# "2nd time out for fall turkey" or "screw this, i'm coming home"



## sneakygroundbuzzard (Nov 1, 2012)

i was going to put this thread in the big gam section since it lists turkey hunting,but theres no tab for turkeys there  so i will put it here

our fall turkey season started last week end,i went out last saturday and didnt see a bird.but was soaked to the bone good by noon so i went home. i didnt get a chance to hunt on sunday because theres alot going n with the wife and i right now and during the week i have to work.

so today i went out for my second day of fall turkey.i checked the weather report last night and they said it was supposed to be raining. so i planned to get up at 4 a.m. and check the radar. well i slept in untill 6 a.m..

damn already behind schedule. well l looked at the radar and it was clear. so i grabbed my trusty ol' 835 ulti mag and my gear and out the door i went by 6:30 a.m.

wouldnt you know it i wasnt driving 5 minutes and it was raining,and raining pretty good too.

i thought about turning around and heading back home but didnt. the wife said i had to go hunting to clear my head,so thats what i did.

i got to one of my favorite pieces of public hunting land at at 7:25 a.m.. damn 4 vehicles in the parking area already. i wasnt worried that they were hunting turkes. as this is a very popular lace for bow hunters and waterfoul hunters.but really didnt need or want to see others tromping around when i was hunting turkeys.

well i got out my gun,loaded 5 rounds of 3" turkey magnums,grabbed my gear and my heater.

after all it was raning and i was gonna get wet and it was only 51* were i was at and who likes to be wet and cold when hunting. not me :wink:

i walked to the meadow where the wife and i had seen a huge tom this spring,remember the one i missed at 27 yards this spring. it just didnt feel right at that spot so i kept on walking. i went past the beaver ponds to the next meadow and got to the top of the hill and just stopped and looked around and listend for about 10 minutes. nope this didnt feel loke the right spot either. so i kept on walking.

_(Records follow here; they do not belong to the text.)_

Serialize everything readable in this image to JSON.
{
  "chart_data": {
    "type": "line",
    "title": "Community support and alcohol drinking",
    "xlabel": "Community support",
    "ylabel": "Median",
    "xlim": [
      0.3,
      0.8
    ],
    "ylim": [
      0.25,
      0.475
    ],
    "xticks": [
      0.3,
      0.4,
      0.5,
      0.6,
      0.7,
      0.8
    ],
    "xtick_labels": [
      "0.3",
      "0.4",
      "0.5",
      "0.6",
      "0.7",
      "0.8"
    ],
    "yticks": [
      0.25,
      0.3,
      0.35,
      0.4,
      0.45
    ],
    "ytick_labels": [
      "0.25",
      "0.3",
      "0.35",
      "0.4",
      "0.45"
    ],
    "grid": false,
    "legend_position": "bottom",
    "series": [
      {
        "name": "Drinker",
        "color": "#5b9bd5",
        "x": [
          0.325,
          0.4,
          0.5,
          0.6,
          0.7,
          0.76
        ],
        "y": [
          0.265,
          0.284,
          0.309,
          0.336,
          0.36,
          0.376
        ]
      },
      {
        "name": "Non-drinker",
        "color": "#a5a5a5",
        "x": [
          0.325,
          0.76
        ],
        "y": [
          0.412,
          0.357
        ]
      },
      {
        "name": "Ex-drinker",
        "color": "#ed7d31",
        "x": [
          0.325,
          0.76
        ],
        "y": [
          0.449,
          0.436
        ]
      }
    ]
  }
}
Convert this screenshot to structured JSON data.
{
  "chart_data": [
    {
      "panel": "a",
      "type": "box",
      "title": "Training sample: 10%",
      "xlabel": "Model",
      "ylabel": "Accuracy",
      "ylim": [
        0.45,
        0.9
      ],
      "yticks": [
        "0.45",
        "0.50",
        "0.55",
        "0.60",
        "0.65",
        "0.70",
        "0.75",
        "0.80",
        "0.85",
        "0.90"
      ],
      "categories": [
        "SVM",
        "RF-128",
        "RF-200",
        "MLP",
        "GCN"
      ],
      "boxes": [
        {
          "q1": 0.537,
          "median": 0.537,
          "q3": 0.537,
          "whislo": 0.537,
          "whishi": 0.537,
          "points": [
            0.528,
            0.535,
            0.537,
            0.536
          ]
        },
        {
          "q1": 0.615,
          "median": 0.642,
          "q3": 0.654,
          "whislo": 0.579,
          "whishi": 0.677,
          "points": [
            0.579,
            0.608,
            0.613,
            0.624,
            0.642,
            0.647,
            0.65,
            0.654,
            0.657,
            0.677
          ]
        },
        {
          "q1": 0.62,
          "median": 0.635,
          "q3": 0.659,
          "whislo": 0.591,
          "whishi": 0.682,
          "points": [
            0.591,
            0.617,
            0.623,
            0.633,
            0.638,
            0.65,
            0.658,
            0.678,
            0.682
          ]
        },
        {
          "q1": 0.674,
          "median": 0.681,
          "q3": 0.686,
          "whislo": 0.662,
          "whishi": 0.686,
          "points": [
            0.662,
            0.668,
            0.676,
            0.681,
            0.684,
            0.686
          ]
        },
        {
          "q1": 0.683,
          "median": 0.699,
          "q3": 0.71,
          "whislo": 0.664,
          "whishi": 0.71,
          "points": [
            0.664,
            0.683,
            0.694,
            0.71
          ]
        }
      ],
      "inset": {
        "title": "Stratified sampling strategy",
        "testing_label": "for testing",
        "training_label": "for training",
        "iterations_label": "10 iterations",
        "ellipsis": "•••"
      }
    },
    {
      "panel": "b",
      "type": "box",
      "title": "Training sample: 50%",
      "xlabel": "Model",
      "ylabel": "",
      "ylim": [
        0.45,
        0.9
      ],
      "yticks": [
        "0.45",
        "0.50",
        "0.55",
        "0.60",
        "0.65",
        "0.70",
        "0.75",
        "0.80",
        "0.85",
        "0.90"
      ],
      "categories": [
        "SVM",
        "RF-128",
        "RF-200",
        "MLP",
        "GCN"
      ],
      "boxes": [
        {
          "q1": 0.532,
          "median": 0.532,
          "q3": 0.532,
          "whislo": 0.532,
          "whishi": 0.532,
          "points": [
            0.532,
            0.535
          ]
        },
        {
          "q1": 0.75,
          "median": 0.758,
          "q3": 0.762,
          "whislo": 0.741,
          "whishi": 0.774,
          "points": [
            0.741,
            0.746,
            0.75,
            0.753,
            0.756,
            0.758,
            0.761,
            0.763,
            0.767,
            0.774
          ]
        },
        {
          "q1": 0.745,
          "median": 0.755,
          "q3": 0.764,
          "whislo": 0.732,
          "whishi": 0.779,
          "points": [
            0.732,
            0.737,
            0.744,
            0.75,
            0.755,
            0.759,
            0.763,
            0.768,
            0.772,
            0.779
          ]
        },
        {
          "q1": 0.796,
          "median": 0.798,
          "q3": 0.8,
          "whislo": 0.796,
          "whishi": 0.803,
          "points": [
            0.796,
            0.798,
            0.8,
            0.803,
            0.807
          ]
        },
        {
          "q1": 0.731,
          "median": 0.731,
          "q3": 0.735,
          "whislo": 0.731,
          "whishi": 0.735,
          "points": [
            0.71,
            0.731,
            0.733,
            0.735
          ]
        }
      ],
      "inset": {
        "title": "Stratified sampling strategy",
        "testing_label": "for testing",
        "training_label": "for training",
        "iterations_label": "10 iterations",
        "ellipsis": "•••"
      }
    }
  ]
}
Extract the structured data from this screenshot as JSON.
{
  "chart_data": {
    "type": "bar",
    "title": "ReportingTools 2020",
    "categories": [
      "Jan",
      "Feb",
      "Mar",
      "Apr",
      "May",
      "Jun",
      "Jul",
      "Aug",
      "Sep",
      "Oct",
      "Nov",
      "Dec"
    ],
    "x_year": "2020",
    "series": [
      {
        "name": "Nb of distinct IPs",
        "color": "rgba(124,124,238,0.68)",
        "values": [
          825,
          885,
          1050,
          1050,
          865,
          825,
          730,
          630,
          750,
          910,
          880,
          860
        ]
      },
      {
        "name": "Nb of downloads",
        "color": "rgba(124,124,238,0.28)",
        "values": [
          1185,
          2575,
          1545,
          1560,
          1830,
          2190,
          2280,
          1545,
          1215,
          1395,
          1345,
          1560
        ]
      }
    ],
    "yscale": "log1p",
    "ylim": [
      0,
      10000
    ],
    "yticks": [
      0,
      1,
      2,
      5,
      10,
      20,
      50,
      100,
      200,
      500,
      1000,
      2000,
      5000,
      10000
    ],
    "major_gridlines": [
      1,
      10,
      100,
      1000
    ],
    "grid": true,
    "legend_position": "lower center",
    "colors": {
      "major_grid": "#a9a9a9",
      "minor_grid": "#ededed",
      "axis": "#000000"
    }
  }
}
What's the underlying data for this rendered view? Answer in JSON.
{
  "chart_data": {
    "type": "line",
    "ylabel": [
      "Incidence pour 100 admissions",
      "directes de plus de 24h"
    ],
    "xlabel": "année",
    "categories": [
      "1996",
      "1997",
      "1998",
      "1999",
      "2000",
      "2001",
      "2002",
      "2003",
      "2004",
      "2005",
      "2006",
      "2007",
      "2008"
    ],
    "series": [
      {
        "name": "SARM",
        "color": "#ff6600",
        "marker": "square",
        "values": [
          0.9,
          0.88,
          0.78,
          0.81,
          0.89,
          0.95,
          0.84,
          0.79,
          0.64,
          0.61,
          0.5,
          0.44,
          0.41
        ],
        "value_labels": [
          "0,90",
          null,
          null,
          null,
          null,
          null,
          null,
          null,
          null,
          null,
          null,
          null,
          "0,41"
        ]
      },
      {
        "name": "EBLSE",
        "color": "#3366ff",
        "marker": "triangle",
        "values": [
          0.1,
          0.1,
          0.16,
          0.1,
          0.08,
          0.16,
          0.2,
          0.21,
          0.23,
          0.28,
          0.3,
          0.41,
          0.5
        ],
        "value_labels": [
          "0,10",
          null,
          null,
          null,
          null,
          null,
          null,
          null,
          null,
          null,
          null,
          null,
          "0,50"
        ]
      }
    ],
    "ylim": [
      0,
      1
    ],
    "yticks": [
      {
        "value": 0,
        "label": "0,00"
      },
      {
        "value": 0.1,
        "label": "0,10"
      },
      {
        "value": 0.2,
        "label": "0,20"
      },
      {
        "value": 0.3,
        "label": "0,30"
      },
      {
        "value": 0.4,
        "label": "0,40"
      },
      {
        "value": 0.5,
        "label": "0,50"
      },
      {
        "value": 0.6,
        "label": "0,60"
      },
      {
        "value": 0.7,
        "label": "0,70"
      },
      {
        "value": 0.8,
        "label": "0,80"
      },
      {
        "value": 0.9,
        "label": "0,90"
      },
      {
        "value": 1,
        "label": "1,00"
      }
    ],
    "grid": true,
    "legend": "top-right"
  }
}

i went down the trail thru the woods to the next meadow and around the corn field. looked aroud there too,nope this didnt feel right either. so more walking was needed. down another trail and thru the woods again. i found myself in an area that i know the birds travel thru year round. damn, standing corn field there. so i walked around the corn field and found a soy bean field. im standing on the edge of the bean field and pondering if this is the spot. i get a text message from the wife asking if i had seen anything yet.

i repsonded back that i hadnt see a bird or even a track from a turkey.now this spot felt right,finally.

after about an hour of walking i found a spot that i would set up my blind in.

so i drop my back pack and dig out and set up my blind,get it staked down.

damn, now mother nature is calling and shes calling loud.

so i climb out of the blind with a roll of t.p. and find a nice tree.

now im back in the blind and just starting to dig my chair out of my back pack when i looke out the window.there a five hens working there way towards me,coming up the hill in the field.

once again,DAMN. all the windows are wide open and i dont even have my black short and mask on yet.

so i sit there without moving,just watching the hens.when they drop thier heads to feed i start to close the windows.but still watching them.when they lift thier heads i freeze,when they lower them i keep closing the windows. o.k. now they cant see into the blind as i have the windows closed up with just enough of the mesh open to see them and slip my gun barrel out if needed.

i get my black clothes on,now i can open the windows a bit more.i have just the mesh window facing the hens open about 6 inches now and they are still coming my way.

as they crest the hill in the field they pause staring at the blind. then they start to walk and feed again but are slowly angling away from my blind. now im thinking there goes my opportunity for the day.

however as they get into my line of fire they are only about 33-35 yds away.

now this is really pushing the limits of my trusty ol' 835 ultimag. but i know it now or never.

so i slip the barrel out the window. i place the head of one of the hens in my tri viz site and slowly squeeze the trigger. KABOOOM the ol' 835 barks out. the birds start to run around in the field.well all excpt for the one whos head was in the site. shes just laying there flopping around.

hot damn,bird down and i got my tag full.this is the second fall season in a row that i have gotten my bird on my second day out.but this is the first time that i spent more time walking than hunting. i didnt have my blind set up for 20 minutes and i was already taking it down

so i take a pic of the bird,and text the wife "screw this,im coming home" i send her the text along with a pic of the bird.

this was the longest shot i have ever taken on a turkey with my gun,i paced it out to 36 yds

so i make the long walk back with all my gear and my bird. as soon as i get home i get her cleaned and examen her for shot in the meat. not one pellet in the flesh, only in the neck.

supper tonight is going to be grilled turkey,mashed potatoes,corn and corn bread.

i will be making the turkey and the wife will make the other fixins to go with it.

now i know around here,with out pics it never happened.

so heres a pic of the bird :wink:


----------



## hassell (Feb 9, 2010)

Congrats. on the hunt, thanks for sharing.


----------



## hassell (Feb 9, 2010)

A few others have put their turkey hunts in here.


----------



## youngdon (Mar 10, 2010)

Nice write up, Congrats !


----------



## dwtrees (Mar 5, 2012)

Good one. Congats on the turkey down. They sure do taste good too.


----------



## Ruger (Jan 22, 2011)

Way to go!


----------



## Rick Howard (Feb 25, 2012)

Nice job!


----------



## Jonbnks (Jan 21, 2012)

Congrats on the turkey. Thanks for the great write up, nice to hear that somebody is getting a bird so far.


----------



## olsonfia (Mar 12, 2013)

Nice bird sneaky!!


----------



## prairiewolf (Feb 19, 2012)

Congrats Tim !! Nice right up, I enjoyed it. Glad you got your Turkey and hope it helped clear your mind a little buddy !!


----------



## Bait washer (Feb 26, 2013)

Great job on the turkey.


----------



## 220swift (Mar 2, 2011)

congrats on the turkey and a good write up, thanks!


----------